A study in Pakistan demonstrated that Afghan migrants have a higher risk of maternal death compared to the host population (12). Another study showed that the rate of postpartum maternal death among foreign women in France was twice that of French women (25). Geriatric pregnancies, settlement in rural areas and lack of residency permission are notable characteristics that could increase the risk of mortality. Furthermore, the majority of maternal deaths (78%) occurred during the postnatal period.

An investigation of Afghan women’s views of maternity care indicated that immigrant women in Australia were more likely to be “very satisfied” with intrapartum care compared with postpartum care (70% vs 57%). Participants said that factors such as “doctors or midwives were too busy and less sensitive” and “waiting long times to be answered” could influence their satisfaction with postnatal maternity care (26).

Recommendations based on the study

WHO recommends a three-step effort that includes assessing the structures, analysing the situation and implementing useful interventions to improve maternal health (27).

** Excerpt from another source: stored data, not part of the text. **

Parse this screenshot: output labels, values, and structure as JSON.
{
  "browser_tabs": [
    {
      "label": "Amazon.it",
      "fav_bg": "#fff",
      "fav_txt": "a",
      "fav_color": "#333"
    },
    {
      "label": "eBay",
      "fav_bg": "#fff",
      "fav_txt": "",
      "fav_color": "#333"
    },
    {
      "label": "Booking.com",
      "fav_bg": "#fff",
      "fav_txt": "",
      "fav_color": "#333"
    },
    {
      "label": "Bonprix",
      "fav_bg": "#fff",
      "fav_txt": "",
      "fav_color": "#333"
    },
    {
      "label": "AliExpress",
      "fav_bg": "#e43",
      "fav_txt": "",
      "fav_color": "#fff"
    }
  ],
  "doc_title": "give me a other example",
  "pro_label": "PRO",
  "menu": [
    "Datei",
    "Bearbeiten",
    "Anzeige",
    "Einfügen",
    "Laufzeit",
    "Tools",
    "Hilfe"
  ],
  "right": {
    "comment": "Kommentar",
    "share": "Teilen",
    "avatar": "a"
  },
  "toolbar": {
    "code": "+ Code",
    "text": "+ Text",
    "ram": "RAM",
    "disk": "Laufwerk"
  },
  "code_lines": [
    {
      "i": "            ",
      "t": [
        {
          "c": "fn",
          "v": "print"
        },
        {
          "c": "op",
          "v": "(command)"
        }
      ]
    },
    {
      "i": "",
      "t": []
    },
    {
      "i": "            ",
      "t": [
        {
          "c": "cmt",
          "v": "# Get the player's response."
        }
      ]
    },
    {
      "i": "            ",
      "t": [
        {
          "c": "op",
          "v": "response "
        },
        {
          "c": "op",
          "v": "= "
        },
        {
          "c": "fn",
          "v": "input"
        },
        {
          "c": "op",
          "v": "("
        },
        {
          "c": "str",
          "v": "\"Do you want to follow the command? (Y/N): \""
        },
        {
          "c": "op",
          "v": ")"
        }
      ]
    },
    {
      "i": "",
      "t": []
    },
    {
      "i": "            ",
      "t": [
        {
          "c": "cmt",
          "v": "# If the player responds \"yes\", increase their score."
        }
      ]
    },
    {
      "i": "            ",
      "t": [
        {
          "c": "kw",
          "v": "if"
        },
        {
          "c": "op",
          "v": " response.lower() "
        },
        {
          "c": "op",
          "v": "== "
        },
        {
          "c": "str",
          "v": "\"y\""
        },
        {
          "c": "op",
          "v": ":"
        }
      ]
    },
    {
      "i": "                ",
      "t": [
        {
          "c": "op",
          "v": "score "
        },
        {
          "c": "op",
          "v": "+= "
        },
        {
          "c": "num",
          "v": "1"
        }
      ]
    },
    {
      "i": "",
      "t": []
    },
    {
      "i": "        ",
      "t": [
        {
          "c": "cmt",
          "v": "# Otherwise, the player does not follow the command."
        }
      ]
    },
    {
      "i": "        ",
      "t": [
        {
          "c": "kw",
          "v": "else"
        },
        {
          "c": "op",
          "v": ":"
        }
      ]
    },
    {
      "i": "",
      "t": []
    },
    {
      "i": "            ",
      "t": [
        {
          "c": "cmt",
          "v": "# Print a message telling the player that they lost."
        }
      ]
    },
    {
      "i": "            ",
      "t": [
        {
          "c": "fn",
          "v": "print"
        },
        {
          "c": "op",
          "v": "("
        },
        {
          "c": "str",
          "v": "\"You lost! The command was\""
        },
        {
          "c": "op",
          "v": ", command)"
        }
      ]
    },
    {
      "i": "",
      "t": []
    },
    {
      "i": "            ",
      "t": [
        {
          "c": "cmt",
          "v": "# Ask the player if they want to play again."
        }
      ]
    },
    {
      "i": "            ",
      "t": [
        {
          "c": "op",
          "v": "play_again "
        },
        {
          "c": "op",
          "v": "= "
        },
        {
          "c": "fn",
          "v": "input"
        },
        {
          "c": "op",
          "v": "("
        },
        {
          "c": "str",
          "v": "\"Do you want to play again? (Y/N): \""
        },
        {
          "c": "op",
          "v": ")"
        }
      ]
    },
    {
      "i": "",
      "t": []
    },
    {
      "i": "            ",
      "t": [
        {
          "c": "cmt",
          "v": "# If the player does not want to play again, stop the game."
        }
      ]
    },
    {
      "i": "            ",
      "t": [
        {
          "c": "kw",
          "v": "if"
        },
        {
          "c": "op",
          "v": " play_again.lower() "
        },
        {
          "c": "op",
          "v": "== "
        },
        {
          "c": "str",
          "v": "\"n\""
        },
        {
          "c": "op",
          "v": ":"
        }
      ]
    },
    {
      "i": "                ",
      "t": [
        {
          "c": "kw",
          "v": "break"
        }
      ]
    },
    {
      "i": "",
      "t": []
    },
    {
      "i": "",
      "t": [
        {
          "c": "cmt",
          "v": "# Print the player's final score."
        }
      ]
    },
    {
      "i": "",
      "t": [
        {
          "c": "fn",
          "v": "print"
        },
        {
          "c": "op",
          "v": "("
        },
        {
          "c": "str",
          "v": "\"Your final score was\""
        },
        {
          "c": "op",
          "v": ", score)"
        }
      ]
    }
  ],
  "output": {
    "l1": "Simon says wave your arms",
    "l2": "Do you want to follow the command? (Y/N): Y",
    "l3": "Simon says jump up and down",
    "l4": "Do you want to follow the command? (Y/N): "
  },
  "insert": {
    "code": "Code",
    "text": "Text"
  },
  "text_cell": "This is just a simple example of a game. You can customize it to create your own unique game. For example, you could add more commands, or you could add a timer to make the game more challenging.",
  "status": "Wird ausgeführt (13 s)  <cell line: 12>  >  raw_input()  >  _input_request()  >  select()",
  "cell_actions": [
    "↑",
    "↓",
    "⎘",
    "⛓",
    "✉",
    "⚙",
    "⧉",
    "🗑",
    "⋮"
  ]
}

Considering that all health services for migrant mothers are provided in the context of the health system of the Islamic Republic of Iran, all programmes related to promoting the health of this population need to be integrated into the health and medical networks of the country. Integrating programmes should be based on priorities like high birth parity, delivery by untrained attendants, geriatric pregnancy, living in rural areas and pregnancy/delivery-related complications.

Afghan mothers under the Islamic Republic of Iran’s primary health care system are using services provided for mothers in the host country; and their health status, although better than those Afghan mothers living in their homeland, is different from Iranian mothers, based on the study results. In this regard, the following interventions are needed to improve their health status:

1. Classifying migrant mothers as a high-risk group, especially those without residency permission and/or those living in areas with a high rate of homebirth/TBA childbirth;

2. Providing mandatory education about danger signs across the different stages of pregnancy and childbirth, with special attention to determining how and when to seek care;

3. Sensitizing mothers and care providers about their underlying and gestational complications;

4. Overcoming cultural barriers and providing better support by employing university-graduated Afghan women (Afghan midwives and nurses educated in the Islamic Republic of Iran) for maternal health care provision;

5. Suggesting that UNHCR add pregnant women to the list of vulnerable groups so they can access free-of-charge insurance and support.

Ethical considerations

This study was conducted based on an agreement between the Ministry of Health and Medical Education-Maternal Health Office of the Islamic Republic of Iran and the United Nations Population Fund (see work plan GPS ID: 2020-157281). The translation of the agreement is attached as a supplementary file.

Conflict of interest The authors declare that there is no conflict of interest.

Funding This research received a grant from the United Nations Population Fund (Tehran, Islamic Republic of Iran).